Witvoet’s guilty plea was a significant mitigating factor.
Guild said without guilty pleas, “the justice system would likely fail…. Negotiated guilty pleas avoid that potential disaster, which is in the public interest,” he wrote. “In this case, there could have been four trials. The trial where Mr. Witvoet was charged with 12 offences would be complicated and take considerable time. In that respect, by pleading guilty, Mr. Witvoet has contributed to the proper functioning of the justice system.”
Witvoet had originally been charged with two offences alleged to have occurred in 2015 and 2016. The initial May 2019 trial did not finish, and more time was to be scheduled for its continuation. In June 2019, Witvoet was charged with two new offences of sexual assault, and police requested that other potential victims come forward. Several more former patients made reports to police, and Witvoet was charged with 12 more similar offences, with each charge relating to a different person.
After extensive negotiations that occurred mid-trial, Witvoet entered the guilty plea.

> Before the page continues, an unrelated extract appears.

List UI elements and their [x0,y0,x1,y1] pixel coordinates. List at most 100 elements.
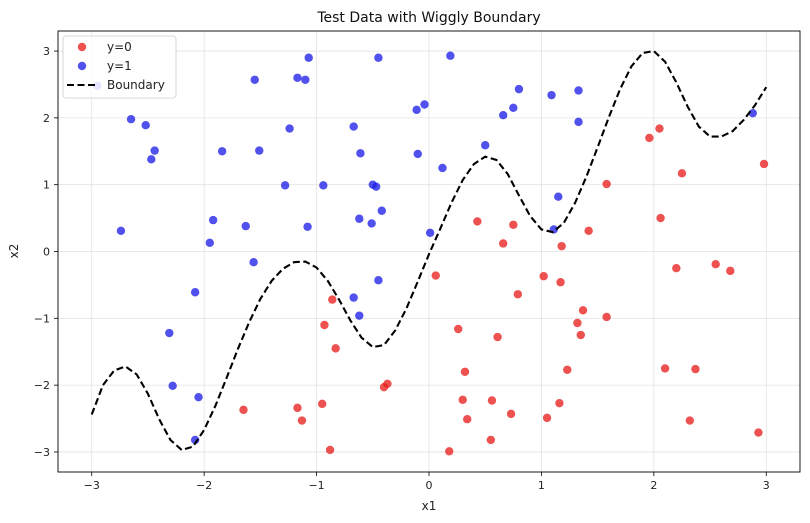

Born in Toronto, Witvoet was in his late 40s as the case progressed.
He was married and has two children in their teens. “Unsurprisingly, these charges have put his family under pressure, so he and his wife separated,” said the judge. “He was raised as a religious Christian and those beliefs are a foundation for most of his life, including being a good father, involved with his children and their activities.”
Witvoet worked as a volunteer in BMX racing and helped others as a physiotherapist for a Paralympic team.
In January 2017, after complaints were made, his practice was restricted and supervised; however, at least one offence was committed after supervision had begun.
The judge noted the Crown made extensive submissions about how the guilty pleas had a positive and significant impact in the victims.
“Many of the victims had not disclosed to their partners and family what had happened to them. Testifying would result in a significant intrusion into their lives in a very public way, given the media attention these proceedings have engendered,” said Guild.
“The knowledge that something had happened to each victim would not just be revealed to family: a publication ban would not prevent their having to take time off work, so employers would know. Friends would likely know. Being spared the necessity of testifying helped protect their privacy and save them from embarrassment. That was one of the main goals in the Crown arriving at the joint submission.”
The recent decision had been scheduled for March 20, but was delayed due to the COVID-19. Guild said the pandemic had no weight on his decision.